Travel

Scale Spain’s Highest Peak at This Volcanic Canary Islands National Park

Steep elevations, cinematic hikes, and starry nights converge inside Tenerife's Teide National Park.

canadastock/Shutterstock
canadastock/Shutterstock
canadastock/Shutterstock

There’s a reason so many Western Europeans view the Canary Islands as a warm weather paradise. Between black sand beaches, lively resort towns, and proliferation of historic architectural gems, the Spanish territory off the coast of North Africa has a lot to offer the hordes of holidaying Germans, English, Italians, and mainland Spaniards that flock there year-round.

But it’s not all swim-up bars, banana daiquiris, and whale-watching expeditions-though, those should definitely be included, too. Tenerife, the largest and most populous Canary Island, is also home to an incredible range of flora and fauna. Here, natural attractions run the gamut from meticulously stocked botanical gardens to Teide National Park, a vast protected area situated at the innermost point of the triangular landmass. Designated a UNESCO World Heritage Site in 2007, the park’s 47,000-acre rocky expanse centres around its eponymous volcano, a spectacularly craggy behemoth that rises some 24,600 feet above the ocean floor. Spain’s highest peak and the third-largest volcanic structure in the world, Mount Teide is a sight to behold-even if your eyes are a bit fatigued from the night before.

Lobachad/Shutterstock
Lobachad/Shutterstock
Lobachad/Shutterstock

“Just look around, and you’ll see the most famous and most colourful pumice stone in Tenerife,” proclaimed Darío López, a born-and-raised Canarian and my group’s dedicated tour guide on a recent trip to Tenerife.
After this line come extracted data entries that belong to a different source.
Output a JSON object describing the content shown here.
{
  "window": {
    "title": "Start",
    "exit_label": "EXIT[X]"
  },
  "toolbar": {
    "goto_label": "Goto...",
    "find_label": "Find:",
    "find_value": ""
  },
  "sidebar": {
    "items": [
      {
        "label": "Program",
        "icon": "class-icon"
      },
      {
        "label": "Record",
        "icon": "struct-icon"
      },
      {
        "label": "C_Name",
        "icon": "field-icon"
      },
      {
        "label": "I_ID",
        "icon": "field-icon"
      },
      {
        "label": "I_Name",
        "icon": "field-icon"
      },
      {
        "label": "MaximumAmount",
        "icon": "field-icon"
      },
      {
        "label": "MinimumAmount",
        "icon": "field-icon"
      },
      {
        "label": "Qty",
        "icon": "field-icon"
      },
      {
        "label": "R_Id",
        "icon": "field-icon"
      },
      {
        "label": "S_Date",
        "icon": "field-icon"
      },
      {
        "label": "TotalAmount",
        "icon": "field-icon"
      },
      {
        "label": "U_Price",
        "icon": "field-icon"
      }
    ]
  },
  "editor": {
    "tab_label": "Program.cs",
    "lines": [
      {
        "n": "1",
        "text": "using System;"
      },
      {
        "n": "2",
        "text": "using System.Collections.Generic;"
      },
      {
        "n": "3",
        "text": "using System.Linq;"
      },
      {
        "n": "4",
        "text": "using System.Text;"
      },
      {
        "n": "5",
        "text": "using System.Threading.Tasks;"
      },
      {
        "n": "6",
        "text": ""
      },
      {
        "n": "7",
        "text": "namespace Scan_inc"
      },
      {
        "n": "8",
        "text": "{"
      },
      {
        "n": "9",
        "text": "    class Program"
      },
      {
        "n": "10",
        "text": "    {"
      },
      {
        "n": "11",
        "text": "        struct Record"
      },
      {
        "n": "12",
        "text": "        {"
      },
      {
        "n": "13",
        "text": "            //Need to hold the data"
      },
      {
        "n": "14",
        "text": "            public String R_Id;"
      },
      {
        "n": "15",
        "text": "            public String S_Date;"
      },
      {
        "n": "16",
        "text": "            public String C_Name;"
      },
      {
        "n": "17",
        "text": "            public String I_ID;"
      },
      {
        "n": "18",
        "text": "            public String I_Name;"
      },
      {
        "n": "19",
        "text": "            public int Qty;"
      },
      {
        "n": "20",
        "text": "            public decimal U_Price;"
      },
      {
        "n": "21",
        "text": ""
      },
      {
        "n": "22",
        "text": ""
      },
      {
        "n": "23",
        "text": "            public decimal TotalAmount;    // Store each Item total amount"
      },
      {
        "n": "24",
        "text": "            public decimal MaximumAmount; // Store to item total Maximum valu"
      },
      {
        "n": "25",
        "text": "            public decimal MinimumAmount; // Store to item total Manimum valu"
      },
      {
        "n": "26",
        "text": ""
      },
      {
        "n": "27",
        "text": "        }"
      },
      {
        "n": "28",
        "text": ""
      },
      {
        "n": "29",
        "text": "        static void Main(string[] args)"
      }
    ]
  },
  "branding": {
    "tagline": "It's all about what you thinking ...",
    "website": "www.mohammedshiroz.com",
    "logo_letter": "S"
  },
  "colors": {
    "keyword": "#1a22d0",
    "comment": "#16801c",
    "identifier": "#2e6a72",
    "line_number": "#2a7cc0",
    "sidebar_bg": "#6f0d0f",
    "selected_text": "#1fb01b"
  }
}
He stood at the front of the bus, microphone in hand, eyes fixed on the dozen or so sleepy faces staring back at him while he waxed poetic about the otherworldly terrain unfurling outside our windows. It was a little after 9:30 am on a Sunday in February, and the majority of us visitors had spent the previous night living it up on the streets of the capital city Santa Cruz de Tenerife as a part of the annual Carnival celebration. Glitter still flecked our foreheads as we turned to look at the hillside streaming past.

“Look there, all that yellowish sand is pumice stone,” he continued, his hangover-free voice booming over the speakers like an enthusiastic thundercloud. “The first robot sent to Mars was assembled in the observatory of Tenerife, and then it was tested right here. If you see photos of Mars’s surface, it’s this landscape.”

From my perch in the back row, I wholeheartedly agreed. The flaxen-hued volcanic rubble stretched as far as I could see, interrupted here and there by clumps of spindly shrubbery. It looked like something out of a Star Wars film, like at any moment R2-D2 and C-3PO might pop out to battle a gang of hooded Jawas. And, as it turned out, I wasn’t too far off.

Lobachad/Shutterstock
Lobachad/Shutterstock
Lobachad/Shutterstock

“Here we had two eruptions,” said López, bringing me out of my sci-fi daydream. “The first one, all these rocky formations came from a lava flow that ran down the hill. And then there was a second eruption that covered that first lava flow with all different colours of pumice stone-you can see greenish, bluish, reddish, oranges. One of the first editions of Planet of the Apes was filmed here, and Clash of Titans was filmed here, too.”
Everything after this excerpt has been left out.